(RSF/IFEX) – Reporters Without Borders has called on interior minister Dragan Jocic to retake control of the investigation into the 2001 murder of journalist Milan Pantic and to combat the impunity which has allowed his killers to remain at large. Pantic, correspondent in Jagodina, central Serbia, for the Belgrade daily “Vecernje Novosti”, was found dead […]
(RSF/IFEX) – Reporters Without Borders has called on interior minister Dragan Jocic to retake control of the investigation into the 2001 murder of journalist Milan Pantic and to combat the impunity which has allowed his killers to remain at large.
Pantic, correspondent in Jagodina, central Serbia, for the Belgrade daily “Vecernje Novosti”, was found dead from head injuries in front of his home on 11 June 2001. The local police chief recently admitted that the murder investigation had stalled.
“We urge the Serbian interior minister to get a firm grip on the investigation into the murder of Milan Pantic, the first Serbian journalist to be murdered after the fall of former president Slobodan Milosevic.
“Many journalists have fallen victim to local criminality and the government of Vojislav Kostunica should make it a first priority to solve these cases, the press freedom organisation said.
The journalist’s wife, Zivka Pantic, gave several press interviews on 9 June 2006 in which she said she had never been given any information about the outcome of the police investigation. She remains convinced that her husband was killed by a local mafia because he had written articles exposing organised crime in Jagodina and other cities in the Pomoravlje region.
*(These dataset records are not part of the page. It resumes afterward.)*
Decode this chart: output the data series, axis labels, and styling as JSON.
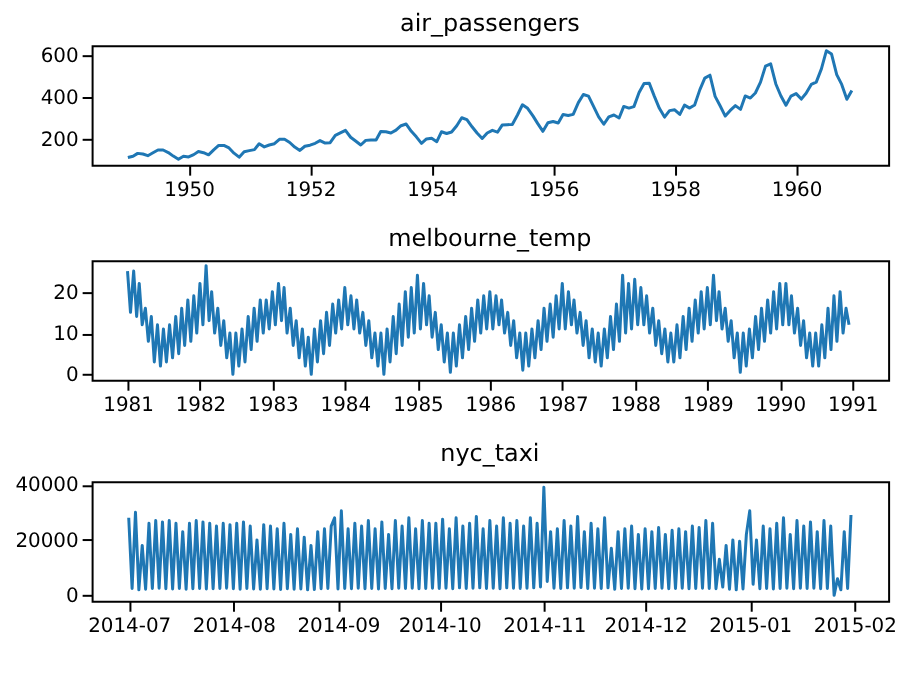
{
  "chart_data": [
    {
      "type": "line",
      "title": "air_passengers",
      "color": "#1f77b4",
      "x": [
        "1949-01",
        "1949-02",
        "1949-03",
        "1949-04",
        "1949-05",
        "1949-06",
        "1949-07",
        "1949-08",
        "1949-09",
        "1949-10",
        "1949-11",
        "1949-12",
        "1950-01",
        "1950-02",
        "1950-03",
        "1950-04",
        "1950-05",
        "1950-06",
        "1950-07",
        "1950-08",
        "1950-09",
        "1950-10",
        "1950-11",
        "1950-12",
        "1951-01",
        "1951-02",
        "1951-03",
        "1951-04",
        "1951-05",
        "1951-06",
        "1951-07",
        "1951-08",
        "1951-09",
        "1951-10",
        "1951-11",
        "1951-12",
        "1952-01",
        "1952-02",
        "1952-03",
        "1952-04",
        "1952-05",
        "1952-06",
        "1952-07",
        "1952-08",
        "1952-09",
        "1952-10",
        "1952-11",
        "1952-12",
        "1953-01",
        "1953-02",
        "1953-03",
        "1953-04",
        "1953-05",
        "1953-06",
        "1953-07",
        "1953-08",
        "1953-09",
        "1953-10",
        "1953-11",
        "1953-12",
        "1954-01",
        "1954-02",
        "1954-03",
        "1954-04",
        "1954-05",
        "1954-06",
        "1954-07",
        "1954-08",
        "1954-09",
        "1954-10",
        "1954-11",
        "1954-12",
        "1955-01",
        "1955-02",
        "1955-03",
        "1955-04",
        "1955-05",
        "1955-06",
        "1955-07",
        "1955-08",
        "1955-09",
        "1955-10",
        "1955-11",
        "1955-12",
        "1956-01",
        "1956-02",
        "1956-03",
        "1956-04",
        "1956-05",
        "1956-06",
        "1956-07",
        "1956-08",
        "1956-09",
        "1956-10",
        "1956-11",
        "1956-12",
        "1957-01",
        "1957-02",
        "1957-03",
        "1957-04",
        "1957-05",
        "1957-06",
        "1957-07",
        "1957-08",
        "1957-09",
        "1957-10",
        "1957-11",
        "1957-12",
        "1958-01",
        "1958-02",
        "1958-03",
        "1958-04",
        "1958-05",
        "1958-06",
        "1958-07",
        "1958-08",
        "1958-09",
        "1958-10",
        "1958-11",
        "1958-12",
        "1959-01",
        "1959-02",
        "1959-03",
        "1959-04",
        "1959-05",
        "1959-06",
        "1959-07",
        "1959-08",
        "1959-09",
        "1959-10",
        "1959-11",
        "1959-12",
        "1960-01",
        "1960-02",
        "1960-03",
        "1960-04",
        "1960-05",
        "1960-06",
        "1960-07",
        "1960-08",
        "1960-09",
        "1960-10",
        "1960-11",
        "1960-12"
      ],
      "values": [
        112,
        118,
        132,
        129,
        121,
        135,
        148,
        148,
        136,
        119,
        104,
        118,
        115,
        126,
        141,
        135,
        125,
        149,
        170,
        170,
        158,
        133,
        114,
        140,
        145,
        150,
        178,
        163,
        172,
        178,
        199,
        199,
        184,
        162,
        146,
        166,
        171,
        180,
        193,
        181,
        183,
        218,
        230,
        242,
        209,
        191,
        172,
        194,
        196,
        196,
        236,
        235,
        229,
        243,
        264,
        272,
        237,
        211,
        180,
        201,
        204,
        188,
        235,
        227,
        234,
        264,
        302,
        293,
        259,
        229,
        203,
        229,
        242,
        233,
        267,
        269,
        270,
        315,
        364,
        347,
        312,
        274,
        237,
        278,
        284,
        277,
        317,
        313,
        318,
        374,
        413,
        405,
        355,
        306,
        271,
        306,
        315,
        301,
        356,
        348,
        355,
        422,
        465,
        467,
        404,
        347,
        305,
        336,
        340,
        318,
        362,
        348,
        363,
        435,
        491,
        505,
        404,
        359,
        310,
        337,
        360,
        342,
        406,
        396,
        420,
        472,
        548,
        559,
        463,
        407,
        362,
        405,
        417,
        391,
        419,
        461,
        472,
        535,
        622,
        606,
        508,
        461,
        390,
        432
      ],
      "xlim": [
        "1948-05-28",
        "1961-07-07"
      ],
      "ylim": [
        78,
        648
      ],
      "xticks": [
        {
          "value": "1950",
          "label": "1950"
        },
        {
          "value": "1952",
          "label": "1952"
        },
        {
          "value": "1954",
          "label": "1954"
        },
        {
          "value": "1956",
          "label": "1956"
        },
        {
          "value": "1958",
          "label": "1958"
        },
        {
          "value": "1960",
          "label": "1960"
        }
      ],
      "yticks": [
        200,
        400,
        600
      ]
    },
    {
      "type": "line",
      "title": "melbourne_temp",
      "color": "#1f77b4",
      "x": [
        "1981-01-01",
        "1981-01-16",
        "1981-02-01",
        "1981-02-16",
        "1981-03-01",
        "1981-03-16",
        "1981-04-01",
        "1981-04-16",
        "1981-05-01",
        "1981-05-16",
        "1981-06-01",
        "1981-06-16",
        "1981-07-01",
        "1981-07-16",
        "1981-08-01",
        "1981-08-16",
        "1981-09-01",
        "1981-09-16",
        "1981-10-01",
        "1981-10-16",
        "1981-11-01",
        "1981-11-16",
        "1981-12-01",
        "1981-12-16",
        "1982-01-01",
        "1982-01-16",
        "1982-02-01",
        "1982-02-16",
        "1982-03-01",
        "1982-03-16",
        "1982-04-01",
        "1982-04-16",
        "1982-05-01",
        "1982-05-16",
        "1982-06-01",
        "1982-06-16",
        "1982-07-01",
        "1982-07-16",
        "1982-08-01",
        "1982-08-16",
        "1982-09-01",
        "1982-09-16",
        "1982-10-01",
        "1982-10-16",
        "1982-11-01",
        "1982-11-16",
        "1982-12-01",
        "1982-12-16",
        "1983-01-01",
        "1983-01-16",
        "1983-02-01",
        "1983-02-16",
        "1983-03-01",
        "1983-03-16",
        "1983-04-01",
        "1983-04-16",
        "1983-05-01",
        "1983-05-16",
        "1983-06-01",
        "1983-06-16",
        "1983-07-01",
        "1983-07-16",
        "1983-08-01",
        "1983-08-16",
        "1983-09-01",
        "1983-09-16",
        "1983-10-01",
        "1983-10-16",
        "1983-11-01",
        "1983-11-16",
        "1983-12-01",
        "1983-12-16",
        "1984-01-01",
        "1984-01-16",
        "1984-02-01",
        "1984-02-16",
        "1984-03-01",
        "1984-03-16",
        "1984-04-01",
        "1984-04-16",
        "1984-05-01",
        "1984-05-16",
        "1984-06-01",
        "1984-06-16",
        "1984-07-01",
        "1984-07-16",
        "1984-08-01",
        "1984-08-16",
        "1984-09-01",
        "1984-09-16",
        "1984-10-01",
        "1984-10-16",
        "1984-11-01",
        "1984-11-16",
        "1984-12-01",
        "1984-12-16",
        "1985-01-01",
        "1985-01-16",
        "1985-02-01",
        "1985-02-16",
        "1985-03-01",
        "1985-03-16",
        "1985-04-01",
        "1985-04-16",
        "1985-05-01",
        "1985-05-16",
        "1985-06-01",
        "1985-06-16",
        "1985-07-01",
        "1985-07-16",
        "1985-08-01",
        "1985-08-16",
        "1985-09-01",
        "1985-09-16",
        "1985-10-01",
        "1985-10-16",
        "1985-11-01",
        "1985-11-16",
        "1985-12-01",
        "1985-12-16",
        "1986-01-01",
        "1986-01-16",
        "1986-02-01",
        "1986-02-16",
        "1986-03-01",
        "1986-03-16",
        "1986-04-01",
        "1986-04-16",
        "1986-05-01",
        "1986-05-16",
        "1986-06-01",
        "1986-06-16",
        "1986-07-01",
        "1986-07-16",
        "1986-08-01",
        "1986-08-16",
        "1986-09-01",
        "1986-09-16",
        "1986-10-01",
        "1986-10-16",
        "1986-11-01",
        "1986-11-16",
        "1986-12-01",
        "1986-12-16",
        "1987-01-01",
        "1987-01-16",
        "1987-02-01",
        "1987-02-16",
        "1987-03-01",
        "1987-03-16",
        "1987-04-01",
        "1987-04-16",
        "1987-05-01",
        "1987-05-16",
        "1987-06-01",
        "1987-06-16",
        "1987-07-01",
        "1987-07-16",
        "1987-08-01",
        "1987-08-16",
        "1987-09-01",
        "1987-09-16",
        "1987-10-01",
        "1987-10-16",
        "1987-11-01",
        "1987-11-16",
        "1987-12-01",
        "1987-12-16",
        "1988-01-01",
        "1988-01-16",
        "1988-02-01",
        "1988-02-16",
        "1988-03-01",
        "1988-03-16",
        "1988-04-01",
        "1988-04-16",
        "1988-05-01",
        "1988-05-16",
        "1988-06-01",
        "1988-06-16",
        "1988-07-01",
        "1988-07-16",
        "1988-08-01",
        "1988-08-16",
        "1988-09-01",
        "1988-09-16",
        "1988-10-01",
        "1988-10-16",
        "1988-11-01",
        "1988-11-16",
        "1988-12-01",
        "1988-12-16",
        "1989-01-01",
        "1989-01-16",
        "1989-02-01",
        "1989-02-16",
        "1989-03-01",
        "1989-03-16",
        "1989-04-01",
        "1989-04-16",
        "1989-05-01",
        "1989-05-16",
        "1989-06-01",
        "1989-06-16",
        "1989-07-01",
        "1989-07-16",
        "1989-08-01",
        "1989-08-16",
        "1989-09-01",
        "1989-09-16",
        "1989-10-01",
        "1989-10-16",
        "1989-11-01",
        "1989-11-16",
        "1989-12-01",
        "1989-12-16",
        "1990-01-01",
        "1990-01-16",
        "1990-02-01",
        "1990-02-16",
        "1990-03-01",
        "1990-03-16",
        "1990-04-01",
        "1990-04-16",
        "1990-05-01",
        "1990-05-16",
        "1990-06-01",
        "1990-06-16",
        "1990-07-01",
        "1990-07-16",
        "1990-08-01",
        "1990-08-16",
        "1990-09-01",
        "1990-09-16",
        "1990-10-01",
        "1990-10-16",
        "1990-11-01",
        "1990-11-16",
        "1990-12-01",
        "1990-12-16"
      ],
      "values": [
        25,
        15,
        25,
        14,
        22,
        12,
        16,
        8,
        14,
        3,
        12,
        2,
        11,
        3,
        12,
        4,
        14,
        5,
        16,
        7,
        18,
        8,
        19,
        10,
        22,
        12,
        26.3,
        13,
        20,
        10,
        16,
        7,
        13,
        4,
        10,
        0,
        10,
        2,
        11,
        3,
        14,
        6,
        16,
        8,
        18,
        10,
        18,
        11,
        20,
        12,
        22,
        13,
        21,
        10,
        16,
        7,
        13,
        4,
        11,
        2,
        9,
        0,
        11,
        3,
        13,
        5,
        15,
        7,
        17,
        10,
        18,
        11,
        21,
        12,
        19,
        11,
        18,
        10,
        15,
        7,
        13,
        4,
        10,
        2,
        10,
        0,
        11,
        3,
        14,
        5,
        17,
        7,
        20,
        9,
        21,
        10,
        24,
        11,
        22,
        12,
        19,
        9,
        15,
        6,
        12,
        3,
        10,
        0.5,
        10,
        2,
        12,
        4,
        14,
        6,
        16,
        8,
        18,
        10,
        19,
        11,
        20,
        11,
        19,
        12,
        18,
        10,
        15,
        7,
        13,
        4,
        10,
        1,
        10,
        2,
        11,
        4,
        13,
        6,
        16,
        8,
        17,
        9,
        19,
        11,
        22,
        11,
        20,
        12,
        18,
        10,
        15,
        7,
        13,
        4,
        11,
        3,
        10,
        2,
        11,
        4,
        14,
        6,
        17,
        8,
        24,
        10,
        22,
        11,
        23,
        12,
        21,
        12,
        19,
        10,
        16,
        7,
        13,
        5,
        11,
        3,
        10,
        3,
        12,
        4,
        14,
        6,
        16,
        8,
        18,
        10,
        20,
        11,
        21,
        12,
        24,
        13,
        20,
        11,
        16,
        8,
        13,
        4,
        10,
        0.5,
        10,
        2,
        11,
        4,
        14,
        6,
        16,
        8,
        18,
        10,
        20,
        11,
        22,
        12,
        22,
        12,
        19,
        10,
        16,
        7,
        13,
        4,
        10,
        2,
        10,
        2,
        12,
        4,
        16,
        6,
        19,
        8,
        20,
        10,
        16,
        12
      ],
      "xlim": [
        "1980-07-04",
        "1991-07-01"
      ],
      "ylim": [
        -1.3,
        27.6
      ],
      "xticks": [
        {
          "value": "1981",
          "label": "1981"
        },
        {
          "value": "1982",
          "label": "1982"
        },
        {
          "value": "1983",
          "label": "1983"
        },
        {
          "value": "1984",
          "label": "1984"
        },
        {
          "value": "1985",
          "label": "1985"
        },
        {
          "value": "1986",
          "label": "1986"
        },
        {
          "value": "1987",
          "label": "1987"
        },
        {
          "value": "1988",
          "label": "1988"
        },
        {
          "value": "1989",
          "label": "1989"
        },
        {
          "value": "1990",
          "label": "1990"
        },
        {
          "value": "1991",
          "label": "1991"
        }
      ],
      "yticks": [
        0,
        10,
        20
      ]
    },
    {
      "type": "line",
      "title": "nyc_taxi",
      "color": "#1f77b4",
      "x": [
        "2014-07-01",
        "2014-07-02",
        "2014-07-03",
        "2014-07-04",
        "2014-07-05",
        "2014-07-06",
        "2014-07-07",
        "2014-07-08",
        "2014-07-09",
        "2014-07-10",
        "2014-07-11",
        "2014-07-12",
        "2014-07-13",
        "2014-07-14",
        "2014-07-15",
        "2014-07-16",
        "2014-07-17",
        "2014-07-18",
        "2014-07-19",
        "2014-07-20",
        "2014-07-21",
        "2014-07-22",
        "2014-07-23",
        "2014-07-24",
        "2014-07-25",
        "2014-07-26",
        "2014-07-27",
        "2014-07-28",
        "2014-07-29",
        "2014-07-30",
        "2014-07-31",
        "2014-08-01",
        "2014-08-02",
        "2014-08-03",
        "2014-08-04",
        "2014-08-05",
        "2014-08-06",
        "2014-08-07",
        "2014-08-08",
        "2014-08-09",
        "2014-08-10",
        "2014-08-11",
        "2014-08-12",
        "2014-08-13",
        "2014-08-14",
        "2014-08-15",
        "2014-08-16",
        "2014-08-17",
        "2014-08-18",
        "2014-08-19",
        "2014-08-20",
        "2014-08-21",
        "2014-08-22",
        "2014-08-23",
        "2014-08-24",
        "2014-08-25",
        "2014-08-26",
        "2014-08-27",
        "2014-08-28",
        "2014-08-29",
        "2014-08-30",
        "2014-08-31",
        "2014-09-01",
        "2014-09-02",
        "2014-09-03",
        "2014-09-04",
        "2014-09-05",
        "2014-09-06",
        "2014-09-07",
        "2014-09-08",
        "2014-09-09",
        "2014-09-10",
        "2014-09-11",
        "2014-09-12",
        "2014-09-13",
        "2014-09-14",
        "2014-09-15",
        "2014-09-16",
        "2014-09-17",
        "2014-09-18",
        "2014-09-19",
        "2014-09-20",
        "2014-09-21",
        "2014-09-22",
        "2014-09-23",
        "2014-09-24",
        "2014-09-25",
        "2014-09-26",
        "2014-09-27",
        "2014-09-28",
        "2014-09-29",
        "2014-09-30",
        "2014-10-01",
        "2014-10-02",
        "2014-10-03",
        "2014-10-04",
        "2014-10-05",
        "2014-10-06",
        "2014-10-07",
        "2014-10-08",
        "2014-10-09",
        "2014-10-10",
        "2014-10-11",
        "2014-10-12",
        "2014-10-13",
        "2014-10-14",
        "2014-10-15",
        "2014-10-16",
        "2014-10-17",
        "2014-10-18",
        "2014-10-19",
        "2014-10-20",
        "2014-10-21",
        "2014-10-22",
        "2014-10-23",
        "2014-10-24",
        "2014-10-25",
        "2014-10-26",
        "2014-10-27",
        "2014-10-28",
        "2014-10-29",
        "2014-10-30",
        "2014-10-31",
        "2014-11-01",
        "2014-11-02",
        "2014-11-03",
        "2014-11-04",
        "2014-11-05",
        "2014-11-06",
        "2014-11-07",
        "2014-11-08",
        "2014-11-09",
        "2014-11-10",
        "2014-11-11",
        "2014-11-12",
        "2014-11-13",
        "2014-11-14",
        "2014-11-15",
        "2014-11-16",
        "2014-11-17",
        "2014-11-18",
        "2014-11-19",
        "2014-11-20",
        "2014-11-21",
        "2014-11-22",
        "2014-11-23",
        "2014-11-24",
        "2014-11-25",
        "2014-11-26",
        "2014-11-27",
        "2014-11-28",
        "2014-11-29",
        "2014-11-30",
        "2014-12-01",
        "2014-12-02",
        "2014-12-03",
        "2014-12-04",
        "2014-12-05",
        "2014-12-06",
        "2014-12-07",
        "2014-12-08",
        "2014-12-09",
        "2014-12-10",
        "2014-12-11",
        "2014-12-12",
        "2014-12-13",
        "2014-12-14",
        "2014-12-15",
        "2014-12-16",
        "2014-12-17",
        "2014-12-18",
        "2014-12-19",
        "2014-12-20",
        "2014-12-21",
        "2014-12-22",
        "2014-12-23",
        "2014-12-24",
        "2014-12-25",
        "2014-12-26",
        "2014-12-27",
        "2014-12-28",
        "2014-12-29",
        "2014-12-30",
        "2014-12-31",
        "2015-01-01",
        "2015-01-02",
        "2015-01-03",
        "2015-01-04",
        "2015-01-05",
        "2015-01-06",
        "2015-01-07",
        "2015-01-08",
        "2015-01-09",
        "2015-01-10",
        "2015-01-11",
        "2015-01-12",
        "2015-01-13",
        "2015-01-14",
        "2015-01-15",
        "2015-01-16",
        "2015-01-17",
        "2015-01-18",
        "2015-01-19",
        "2015-01-20",
        "2015-01-21",
        "2015-01-22",
        "2015-01-23",
        "2015-01-24",
        "2015-01-25",
        "2015-01-26",
        "2015-01-27",
        "2015-01-28",
        "2015-01-29",
        "2015-01-30",
        "2015-01-31"
      ],
      "values": [
        28000,
        2500,
        30000,
        2000,
        18000,
        2200,
        26000,
        2500,
        27000,
        2600,
        26500,
        2400,
        27000,
        2300,
        26000,
        2500,
        23000,
        2200,
        26000,
        2400,
        27000,
        2500,
        26500,
        2300,
        26000,
        2400,
        25000,
        2500,
        26000,
        2600,
        25500,
        2400,
        26000,
        2200,
        26500,
        2500,
        25000,
        2300,
        20000,
        2200,
        25500,
        2400,
        25000,
        2300,
        24000,
        2100,
        26000,
        2400,
        22000,
        2200,
        24000,
        2300,
        21000,
        2000,
        18000,
        2100,
        23000,
        2400,
        24000,
        2500,
        25000,
        28000,
        2300,
        30500,
        2500,
        24000,
        2400,
        26000,
        2600,
        25000,
        2400,
        27000,
        2500,
        24000,
        2300,
        26500,
        2500,
        22000,
        2400,
        27000,
        2600,
        25000,
        2500,
        28000,
        2600,
        24000,
        2400,
        27000,
        2500,
        26000,
        2600,
        26000,
        2500,
        27500,
        2600,
        24000,
        2400,
        28000,
        2700,
        25000,
        2500,
        26000,
        2600,
        28500,
        2700,
        24000,
        2500,
        27000,
        2600,
        25000,
        2400,
        28000,
        2700,
        26000,
        2600,
        27000,
        2500,
        25000,
        2600,
        28000,
        2700,
        26000,
        3000,
        39000,
        5000,
        23000,
        2600,
        24000,
        2500,
        27000,
        2700,
        25000,
        2600,
        28500,
        2800,
        23000,
        2500,
        26000,
        2600,
        24000,
        2500,
        28000,
        2700,
        17000,
        2200,
        23000,
        2500,
        24000,
        2600,
        25000,
        2400,
        22000,
        2300,
        24000,
        2400,
        23000,
        2500,
        24500,
        2600,
        22000,
        2400,
        23500,
        2500,
        24000,
        2600,
        23000,
        2400,
        25000,
        2500,
        24500,
        2600,
        27000,
        2500,
        26000,
        2400,
        13000,
        3000,
        18000,
        2200,
        20000,
        2000,
        19500,
        2300,
        22000,
        30500,
        4000,
        20000,
        2400,
        25000,
        2500,
        24000,
        2300,
        26000,
        2500,
        28000,
        2600,
        22000,
        2400,
        27000,
        2600,
        25000,
        2500,
        26500,
        2600,
        23000,
        2400,
        27000,
        2500,
        25000,
        0,
        6000,
        2000,
        23000,
        2500,
        29000
      ],
      "xlim": [
        "2014-06-20",
        "2015-02-11"
      ],
      "ylim": [
        -1960,
        41160
      ],
      "xticks": [
        {
          "value": "2014-07",
          "label": "2014-07"
        },
        {
          "value": "2014-08",
          "label": "2014-08"
        },
        {
          "value": "2014-09",
          "label": "2014-09"
        },
        {
          "value": "2014-10",
          "label": "2014-10"
        },
        {
          "value": "2014-11",
          "label": "2014-11"
        },
        {
          "value": "2014-12",
          "label": "2014-12"
        },
        {
          "value": "2015-01",
          "label": "2015-01"
        },
        {
          "value": "2015-02",
          "label": "2015-02"
        }
      ],
      "yticks": [
        0,
        20000,
        40000
      ]
    }
  ]
}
Zivojin Trifunovic, former police chief for central Jagodina, and former city mayor Jovan Stojanovic were arrested on 13 April 2003 for suspected implication in the murder of Pantic. They were released soon afterwards and charged only with embezzlement during the Slobodan Milosevic presidency.
Neither the killers nor those who ordered the murder of Slavko Curuvija, editor of the newspapers “Dnevni Telegraf” and “Evropljanin”, in front of his Belgrade home in April 1999, have ever been identified. Serbian journalists have even accused the authorities of doing no more than pretending to hold an investigation into the killing.